Biochemistry Seminar: Lieyang (Eric) Chen, and Silas Hartley
https://zoom.us/j/4165865928
***The seminar originally scheduled for this date -- Harel Weinstein, Professor and Chairman, Physiology & Biophysics, Director, Institute for Computational Biomedicine, Weill Cornell Medical College of Cornell University, NY -- has been postponed and will be rescheduled for the 2020-2021 academic year.***
The following seminars will only be available remotely.
VIEW THIS SEMINAR LIVE VIA THE WEB AT:
https://zoom.us/j/4165865928
Lieyang (Eric) Chen, Ph.D. Student, Thomas Kurtzman group, Lehman College, will give a talk on "Advanced Computational Methodologies to Study Binding Free Eneregies of Protein-Ligand Complexes"

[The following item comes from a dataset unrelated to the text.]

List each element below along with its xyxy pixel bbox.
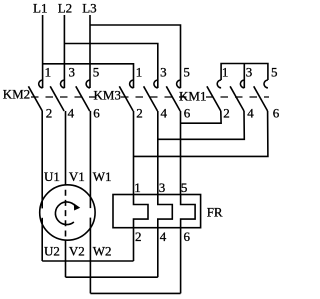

ABSTRACT: Machine learning has recently been applied to computational drug discovery after achieving remarkable success in image/voice recognition. However, the complexity of the protein-ligand binding interaction combined with issues inherent to current binding affinity databases make it a challenging task to develop reliable machine learning methods to predict ligand binding affinity. Here we will show how scientists are tricked by the machine-learning black box when developing such methods.
Silas Hartley, Ph.D. student, David Jeruzalmi group, City College, will give a talk on "DNA Damage Recognition and UvrB Loading by UvrA within the Nucleotide Excision Repair Pathway"
ABSTRACT: Nucleotide excision repair (NER) is a DNA damage repair pathway vital for cell survival. As part of the NER pathway, UvrA searches DNA until damages are found. Despite extensive research into the NER pathway, it remains unclear how UvrA recognizes damaged DNA. Our research presented an image of the UvrA-DNA complex post-damage recognition; an important step in understanding the UvrA-DNA damage recognition mechanism. Additionally, a UvrA-UvrB complex can search for damages. Our findings in the UvrA-UvrB damaged DNA search mechanism provide details into previous research that suggested the complex has an alternate DNA search mechanism then UvrA alone.